When working long hours at my desk, I realized my regular lamp wasn’t cutting it — sometimes too dim, sometimes harsh, sometimes just annoying color temperature. So I decided to build a small DIY “smart desk light” using affordable hardware and a bit of code.
What I wanted
Adjustable brightness and color temperature (warm ↔ neutral white)
Simple controls: via web browser or phone — no proprietary apps or cloud accounts required
Low-cost and easy to replicate for others
What I used (hardware + software)
An LED strip or LED module (12 V or 24 V), with a constant-voltage driver
ESP32 microcontroller — cheap, powerful, Wi-Fi enabled, great for IoT
MQTT as the message-passing backbone (can be local or cloud-hosted)
A tiny web dashboard (HTML + JS) to adjust brightness / color temperature / schedule / on-off
Optional: a light sensor or motion sensor for automatic on/off or adaptive brightness
What Worked Well
The desk light has much more flexibility than a fixed lamp: I can dim, change color, schedule, or even make it react to ambient light.

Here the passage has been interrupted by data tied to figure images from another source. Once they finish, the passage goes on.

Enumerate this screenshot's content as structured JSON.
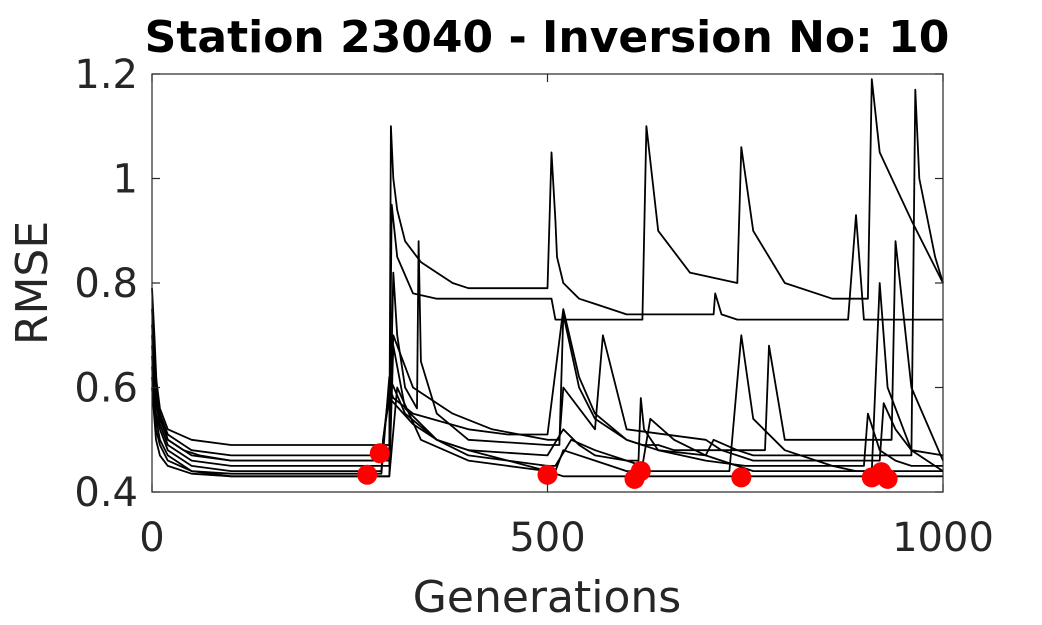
{
  "chart_data": {
    "type": "line",
    "title": "Station 23040 - Inversion No: 10",
    "xlabel": "Generations",
    "ylabel": "RMSE",
    "xlim": [
      0,
      1000
    ],
    "ylim": [
      0.4,
      1.2
    ],
    "xticks": [
      0,
      500,
      1000
    ],
    "xtick_labels": [
      "0",
      "500",
      "1000"
    ],
    "yticks": [
      0.4,
      0.6,
      0.8,
      1.0,
      1.2
    ],
    "ytick_labels": [
      "0.4",
      "0.6",
      "0.8",
      "1",
      "1.2"
    ],
    "grid": false,
    "line_color": "#000000",
    "marker_color": "#ff0000",
    "series": [
      {
        "x": [
          0,
          3,
          6,
          10,
          20,
          40,
          60,
          100,
          300,
          302,
          305,
          310,
          320,
          340,
          360,
          380,
          400,
          450,
          500,
          505,
          510,
          512,
          520,
          540,
          560,
          600,
          650,
          700,
          710,
          712,
          720,
          740,
          760,
          800,
          850,
          880,
          890,
          900,
          960,
          1000
        ],
        "y": [
          0.79,
          0.7,
          0.6,
          0.55,
          0.5,
          0.48,
          0.47,
          0.46,
          0.46,
          1.1,
          1.0,
          0.94,
          0.88,
          0.84,
          0.82,
          0.8,
          0.79,
          0.79,
          0.79,
          1.05,
          0.92,
          0.85,
          0.8,
          0.77,
          0.76,
          0.74,
          0.74,
          0.74,
          0.74,
          0.78,
          0.74,
          0.73,
          0.73,
          0.73,
          0.73,
          0.73,
          0.93,
          0.73,
          0.73,
          0.73
        ]
      },
      {
        "x": [
          0,
          5,
          10,
          20,
          50,
          100,
          300,
          303,
          310,
          330,
          360,
          400,
          500,
          505,
          510,
          550,
          600,
          620,
          625,
          640,
          680,
          740,
          745,
          760,
          800,
          860,
          905,
          910,
          920,
          960,
          1000
        ],
        "y": [
          0.75,
          0.62,
          0.56,
          0.52,
          0.5,
          0.49,
          0.49,
          0.95,
          0.85,
          0.78,
          0.77,
          0.77,
          0.77,
          0.77,
          0.73,
          0.73,
          0.73,
          0.73,
          1.1,
          0.9,
          0.82,
          0.8,
          1.06,
          0.9,
          0.8,
          0.77,
          0.77,
          1.19,
          1.05,
          0.92,
          0.8
        ]
      },
      {
        "x": [
          0,
          5,
          10,
          20,
          50,
          100,
          290,
          300,
          305,
          330,
          400,
          450,
          500,
          520,
          540,
          560,
          600,
          640,
          700,
          710,
          740,
          760,
          800,
          860,
          900,
          960,
          965,
          970,
          990,
          1000
        ],
        "y": [
          0.72,
          0.6,
          0.55,
          0.51,
          0.48,
          0.47,
          0.47,
          0.6,
          0.58,
          0.55,
          0.52,
          0.51,
          0.51,
          0.75,
          0.62,
          0.55,
          0.5,
          0.48,
          0.47,
          0.5,
          0.48,
          0.47,
          0.47,
          0.47,
          0.47,
          0.47,
          1.17,
          1.0,
          0.85,
          0.8
        ]
      },
      {
        "x": [
          0,
          5,
          10,
          20,
          50,
          100,
          290,
          300,
          305,
          310,
          320,
          335,
          337,
          340,
          360,
          400,
          500,
          515,
          520,
          540,
          560,
          600,
          620,
          640,
          660,
          700,
          750,
          760,
          775,
          780,
          800,
          900,
          935,
          940,
          960,
          1000
        ],
        "y": [
          0.7,
          0.58,
          0.54,
          0.5,
          0.47,
          0.46,
          0.46,
          0.46,
          0.82,
          0.7,
          0.6,
          0.56,
          0.88,
          0.65,
          0.55,
          0.5,
          0.49,
          0.49,
          0.74,
          0.6,
          0.54,
          0.5,
          0.49,
          0.49,
          0.48,
          0.48,
          0.48,
          0.48,
          0.48,
          0.68,
          0.5,
          0.5,
          0.5,
          0.88,
          0.6,
          0.46
        ]
      },
      {
        "x": [
          0,
          5,
          10,
          20,
          50,
          100,
          290,
          300,
          305,
          330,
          380,
          430,
          500,
          515,
          520,
          560,
          570,
          600,
          700,
          720,
          760,
          800,
          860,
          900,
          920,
          925,
          940,
          960,
          1000
        ],
        "y": [
          0.68,
          0.57,
          0.53,
          0.49,
          0.46,
          0.45,
          0.45,
          0.45,
          0.7,
          0.6,
          0.55,
          0.52,
          0.5,
          0.5,
          0.6,
          0.52,
          0.7,
          0.52,
          0.5,
          0.48,
          0.46,
          0.46,
          0.46,
          0.46,
          0.46,
          0.57,
          0.52,
          0.48,
          0.47
        ]
      },
      {
        "x": [
          0,
          5,
          10,
          20,
          50,
          100,
          280,
          290,
          292,
          300,
          330,
          360,
          400,
          500,
          520,
          540,
          560,
          600,
          615,
          618,
          622,
          640,
          700,
          750,
          760,
          800,
          860,
          880,
          900,
          905,
          920,
          940,
          960,
          1000
        ],
        "y": [
          0.66,
          0.55,
          0.52,
          0.48,
          0.45,
          0.44,
          0.44,
          0.44,
          0.5,
          0.58,
          0.53,
          0.5,
          0.48,
          0.47,
          0.52,
          0.49,
          0.47,
          0.46,
          0.46,
          0.58,
          0.52,
          0.48,
          0.46,
          0.45,
          0.45,
          0.45,
          0.45,
          0.45,
          0.45,
          0.55,
          0.48,
          0.46,
          0.45,
          0.45
        ]
      },
      {
        "x": [
          0,
          5,
          10,
          20,
          50,
          100,
          290,
          300,
          320,
          360,
          400,
          450,
          500,
          510,
          530,
          560,
          600,
          620,
          630,
          660,
          700,
          720,
          740,
          760,
          800,
          850,
          900,
          940,
          960,
          1000
        ],
        "y": [
          0.64,
          0.54,
          0.5,
          0.47,
          0.44,
          0.435,
          0.435,
          0.62,
          0.55,
          0.5,
          0.48,
          0.46,
          0.45,
          0.45,
          0.5,
          0.48,
          0.46,
          0.45,
          0.54,
          0.5,
          0.47,
          0.46,
          0.45,
          0.44,
          0.44,
          0.44,
          0.44,
          0.44,
          0.44,
          0.44
        ]
      },
      {
        "x": [
          0,
          5,
          10,
          20,
          50,
          100,
          300,
          305,
          320,
          360,
          400,
          450,
          500,
          510,
          520,
          560,
          600,
          620,
          640,
          700,
          720,
          730,
          745,
          760,
          800,
          860,
          890,
          900,
          910,
          920,
          930,
          960,
          1000
        ],
        "y": [
          0.62,
          0.52,
          0.49,
          0.46,
          0.44,
          0.43,
          0.43,
          0.68,
          0.56,
          0.5,
          0.47,
          0.46,
          0.44,
          0.44,
          0.48,
          0.46,
          0.44,
          0.44,
          0.44,
          0.44,
          0.44,
          0.44,
          0.7,
          0.54,
          0.48,
          0.45,
          0.44,
          0.44,
          0.44,
          0.8,
          0.6,
          0.48,
          0.44
        ]
      },
      {
        "x": [
          0,
          5,
          10,
          20,
          50,
          100,
          300,
          310,
          340,
          400,
          450,
          500,
          520,
          560,
          600,
          620,
          650,
          700,
          750,
          800,
          860,
          900,
          920,
          940,
          960,
          1000
        ],
        "y": [
          0.6,
          0.5,
          0.47,
          0.45,
          0.435,
          0.43,
          0.43,
          0.6,
          0.5,
          0.46,
          0.45,
          0.44,
          0.43,
          0.43,
          0.43,
          0.43,
          0.43,
          0.43,
          0.43,
          0.43,
          0.43,
          0.43,
          0.43,
          0.43,
          0.43,
          0.43
        ]
      }
    ],
    "markers": [
      {
        "x": 272,
        "y": 0.433
      },
      {
        "x": 288,
        "y": 0.474
      },
      {
        "x": 500,
        "y": 0.433
      },
      {
        "x": 610,
        "y": 0.425
      },
      {
        "x": 618,
        "y": 0.44
      },
      {
        "x": 745,
        "y": 0.428
      },
      {
        "x": 910,
        "y": 0.428
      },
      {
        "x": 922,
        "y": 0.438
      },
      {
        "x": 930,
        "y": 0.425
      }
    ]
  }
}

Compared to “smart bulbs”, this DIY version is fully under my control — no proprietary cloud, no unexpected firmware update, no lock-in.
Power consumption is low and heat is minimal — good for long coding sessions, night-time work, or ambient lighting.
What to Watch Out For
Cheap LED strips or power supplies may flicker or have uneven brightness — choose quality parts.
Wiring and safety still matter, even for low-voltage DC systems. Use proper connectors and insulation.
If you want true color tuning or high fidelity, pick LEDs with good color rendering (CRI), or use white + RGB mixes.
My take — Why I think DIY Smart LED Projects are Great for Developers
If you write code, play with hardware, or like customization — DIY LED lighting is a perfect mix of software + hardware + real-world effects. It’s cheap, fun, useful, and easy to evolve: you can add sensors, schedule tasks, and integrate with other home automation tools.